Acho
muito bom, especialmente no atual contexto político, o artigo “Fundamentalismo”, de Frei Betto. O texto foi
publicado recentemente no site do CESEEP (Centro Ecumênico de Serviços à
Evangelização e Educação Popular).
Não
deixe de ler!
WCejnóg
Maio
de 2019
Fundamentalismo
Por Frei Betto
O fundamentalismo sempre existiu nas tradições
religiosas. Consiste em interpretar literalmente o texto sagrado, sem
contextualizá-lo, e extrair deduções alegóricas e subjetivas como única verdade
universalmente válida. Para o fundamentalista, a letra da lei vale mais que o
Espírito de Deus. E a doutrina religiosa está acima do amor.
Escolas do sul dos EUA, e também algumas no Brasil,
rejeitam os avanços científicos resultantes das pesquisas de Darwin e ensinam
que o homem e a mulher foram criados diretamente por Deus. Tal visão
fundamentalista nem sequer reconhece que Adão, em hebraico, significa “terra”,
e Eva, “vida”. Como os autores do Primeiro Testamento não raciocinavam com categorias
abstratas, à semelhança da gente simples do povo, o conceito ganhou
plasticidade no “causo” de Adão e Eva.
Todo fundamentalista é um “altruísta”. Está tão
convencido de que só ele enxerga a verdade que trata de forçar os demais a
aceitar o seu ponto de vista… “para o bem deles”!
Há muitos fundamentalismos em voga, desde o
religioso, que confessionalisa a política, ao líder político que se julga
revestido de missão divina. Eles geram fanáticos e intolerantes.

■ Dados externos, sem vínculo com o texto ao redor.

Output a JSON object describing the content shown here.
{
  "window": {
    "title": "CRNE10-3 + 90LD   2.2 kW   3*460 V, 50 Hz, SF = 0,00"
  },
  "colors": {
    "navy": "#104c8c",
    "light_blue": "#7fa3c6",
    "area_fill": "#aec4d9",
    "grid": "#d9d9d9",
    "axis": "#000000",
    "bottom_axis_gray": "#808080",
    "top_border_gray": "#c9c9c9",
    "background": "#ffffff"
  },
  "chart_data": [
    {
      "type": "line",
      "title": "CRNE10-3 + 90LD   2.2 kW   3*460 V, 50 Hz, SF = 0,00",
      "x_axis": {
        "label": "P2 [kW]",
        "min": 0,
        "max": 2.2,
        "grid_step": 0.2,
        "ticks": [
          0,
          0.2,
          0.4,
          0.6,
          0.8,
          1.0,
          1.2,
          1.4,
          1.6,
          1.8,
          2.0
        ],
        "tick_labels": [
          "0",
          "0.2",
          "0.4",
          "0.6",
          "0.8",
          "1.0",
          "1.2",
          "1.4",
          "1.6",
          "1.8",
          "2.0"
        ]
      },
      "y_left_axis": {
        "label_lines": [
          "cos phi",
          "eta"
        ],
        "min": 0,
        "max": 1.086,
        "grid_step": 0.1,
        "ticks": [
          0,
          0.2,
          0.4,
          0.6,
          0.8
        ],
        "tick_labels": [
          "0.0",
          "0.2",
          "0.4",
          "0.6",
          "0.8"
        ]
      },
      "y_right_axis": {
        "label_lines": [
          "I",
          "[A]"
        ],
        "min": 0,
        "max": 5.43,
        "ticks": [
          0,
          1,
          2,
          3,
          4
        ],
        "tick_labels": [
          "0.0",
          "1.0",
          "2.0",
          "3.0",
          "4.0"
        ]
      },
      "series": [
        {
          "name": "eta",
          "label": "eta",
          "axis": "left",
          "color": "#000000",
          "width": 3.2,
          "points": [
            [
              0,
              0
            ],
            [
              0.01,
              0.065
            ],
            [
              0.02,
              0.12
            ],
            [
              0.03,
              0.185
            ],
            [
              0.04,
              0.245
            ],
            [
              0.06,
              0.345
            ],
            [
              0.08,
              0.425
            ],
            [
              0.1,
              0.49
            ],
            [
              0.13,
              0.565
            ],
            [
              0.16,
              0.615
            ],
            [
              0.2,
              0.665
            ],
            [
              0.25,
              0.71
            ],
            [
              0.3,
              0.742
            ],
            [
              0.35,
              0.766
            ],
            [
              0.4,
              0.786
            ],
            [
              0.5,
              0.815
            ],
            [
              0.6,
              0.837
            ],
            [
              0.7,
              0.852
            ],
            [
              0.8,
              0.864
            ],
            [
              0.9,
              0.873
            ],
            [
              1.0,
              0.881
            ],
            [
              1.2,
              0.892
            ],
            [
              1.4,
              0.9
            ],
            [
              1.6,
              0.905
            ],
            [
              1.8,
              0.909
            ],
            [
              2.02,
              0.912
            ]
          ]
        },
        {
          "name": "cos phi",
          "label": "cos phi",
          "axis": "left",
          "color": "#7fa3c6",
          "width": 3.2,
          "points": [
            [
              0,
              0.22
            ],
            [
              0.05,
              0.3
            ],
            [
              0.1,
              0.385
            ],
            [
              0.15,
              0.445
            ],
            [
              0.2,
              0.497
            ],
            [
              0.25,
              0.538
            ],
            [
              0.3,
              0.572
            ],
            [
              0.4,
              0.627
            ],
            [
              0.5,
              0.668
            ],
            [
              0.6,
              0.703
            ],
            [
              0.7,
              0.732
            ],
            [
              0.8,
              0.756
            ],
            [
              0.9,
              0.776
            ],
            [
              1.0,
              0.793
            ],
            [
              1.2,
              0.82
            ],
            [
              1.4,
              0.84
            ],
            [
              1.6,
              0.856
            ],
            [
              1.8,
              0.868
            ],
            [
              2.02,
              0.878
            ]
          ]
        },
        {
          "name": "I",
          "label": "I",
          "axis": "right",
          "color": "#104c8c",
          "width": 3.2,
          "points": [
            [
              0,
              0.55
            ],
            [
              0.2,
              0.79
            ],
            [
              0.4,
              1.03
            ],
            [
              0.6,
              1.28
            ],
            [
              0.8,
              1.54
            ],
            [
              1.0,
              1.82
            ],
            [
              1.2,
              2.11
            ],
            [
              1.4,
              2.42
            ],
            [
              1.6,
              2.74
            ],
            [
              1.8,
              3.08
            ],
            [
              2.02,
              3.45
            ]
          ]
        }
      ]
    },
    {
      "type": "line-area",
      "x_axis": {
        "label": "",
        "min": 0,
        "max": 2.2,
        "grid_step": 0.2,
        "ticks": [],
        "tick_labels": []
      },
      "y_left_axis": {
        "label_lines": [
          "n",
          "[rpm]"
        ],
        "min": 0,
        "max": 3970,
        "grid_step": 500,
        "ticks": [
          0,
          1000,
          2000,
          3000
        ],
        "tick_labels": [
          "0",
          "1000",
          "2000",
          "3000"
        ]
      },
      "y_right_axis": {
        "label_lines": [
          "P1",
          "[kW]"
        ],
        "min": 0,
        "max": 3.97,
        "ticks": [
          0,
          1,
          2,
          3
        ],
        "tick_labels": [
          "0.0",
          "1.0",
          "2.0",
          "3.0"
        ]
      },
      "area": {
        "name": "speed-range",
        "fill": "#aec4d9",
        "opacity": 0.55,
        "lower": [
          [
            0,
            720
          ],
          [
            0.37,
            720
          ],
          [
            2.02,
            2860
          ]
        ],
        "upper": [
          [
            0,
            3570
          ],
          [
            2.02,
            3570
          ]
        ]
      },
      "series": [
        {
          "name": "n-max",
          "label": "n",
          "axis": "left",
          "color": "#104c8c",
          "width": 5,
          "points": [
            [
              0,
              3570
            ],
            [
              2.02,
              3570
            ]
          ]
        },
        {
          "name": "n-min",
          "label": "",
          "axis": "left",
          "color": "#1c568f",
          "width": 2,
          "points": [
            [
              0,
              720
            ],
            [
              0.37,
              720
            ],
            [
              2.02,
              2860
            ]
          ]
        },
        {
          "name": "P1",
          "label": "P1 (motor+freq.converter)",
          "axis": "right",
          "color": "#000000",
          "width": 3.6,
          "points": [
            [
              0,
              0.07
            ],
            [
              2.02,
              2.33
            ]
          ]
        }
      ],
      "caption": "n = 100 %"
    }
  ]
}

Uma das melhores conquistas da modernidade é a
separação entre a Igreja e o Estado. Nada de papas coroando reis, como na Idade
Média, ou presidentes consagrando a nação ao Imaculado Coração de Maria, como
fez Bolsonaro no Planato dia 21 de maio.
Certa vez perguntei a Fidel por que em Cuba o
Estado e o Partido eram confessionais. Ele estranhou: “Como confessionais?”
“Sim, expliquei, pois são oficialmente ateus. E negar a existência de Deus é
tão confessional como afirmá-la.” Mais tarde, o Estado e o Partido Comunista
cubanos tornaram-se laicos, assim como todos os estados e partidos modernos.
Reger a vida política a partir de preceitos
religiosos é um desrespeito a quem professa outra religião ou nenhuma. Isso não
significa que um cristão deva abrir mão de suas convicções e dos valores
evangélicos. Mas ele não deve esperar que todos reconheçam a natureza religiosa
de sua ética. E nem queira impor a sua fé como paradigma político.
Há que cuidar também para evitar o fundamentalismo
laicista, de quem julga que religião é uma questão privada, sem dimensão social
e política. Afinal, todos os cristãos são discípulos de um prisioneiro
político. E a prática da fé implica em defesa intransigente da vida,
especialmente dos vulneráveis e excluídos.
O fundamentalismo laicista, que sempre relegou a
religião à esfera da superstição, é danoso por estimular o preconceito e não
reconhecer que milhões de pessoas têm em sua fé o paradigma de suas convicções
e práticas. Corre-se o risco de repetir o erro dos antigos partidos comunistas,
que exigiam dos novos militantes profissão de fé no ateísmo.
Reforçam o fundamentalismo cristão todos os que são
indiferentes ao diálogo inter-religioso e consideram a sua Igreja como a única
verdadeira intérprete dos mandamentos e da vontade divinos. Por isso, é
importante estabelecer os critérios éticos que propiciam a base sobre a qual as
diferentes Igrejas e religiões devem dialogar e somar esforços.
São eles: a ética da libertação em um mundo
dominando por múltiplas opressões; a ética da justiça nessa realidade
estruturalmente injusta; a ética da gratuidade nessa cultura mercantilista onde
imperam o interesse e o negócio; a ética da compaixão num mundo marcado pela
dor de tantas vítimas; a ética da acolhida, já que há tantas exclusões à nossa
volta; a ética da solidariedade nessa sociedade fortemente competitiva; a ética
da vida frente a tantos sinais de morte que ameaçam a natureza e os pobres.
O fundamentalismo é irmão gêmeo do moralismo. E o
moralista é capaz de ver o mosquito no olho alheio, como observou Jesus, sem
atinar para a trava no próprio olho. No caso de certos políticos, quem sabe a
solução para a paz seja considerar a guerra um atentado ao pudor…
Frei Betto é escritor,
autor do romance “Minas do ouro” (Rocco), entre outros livros.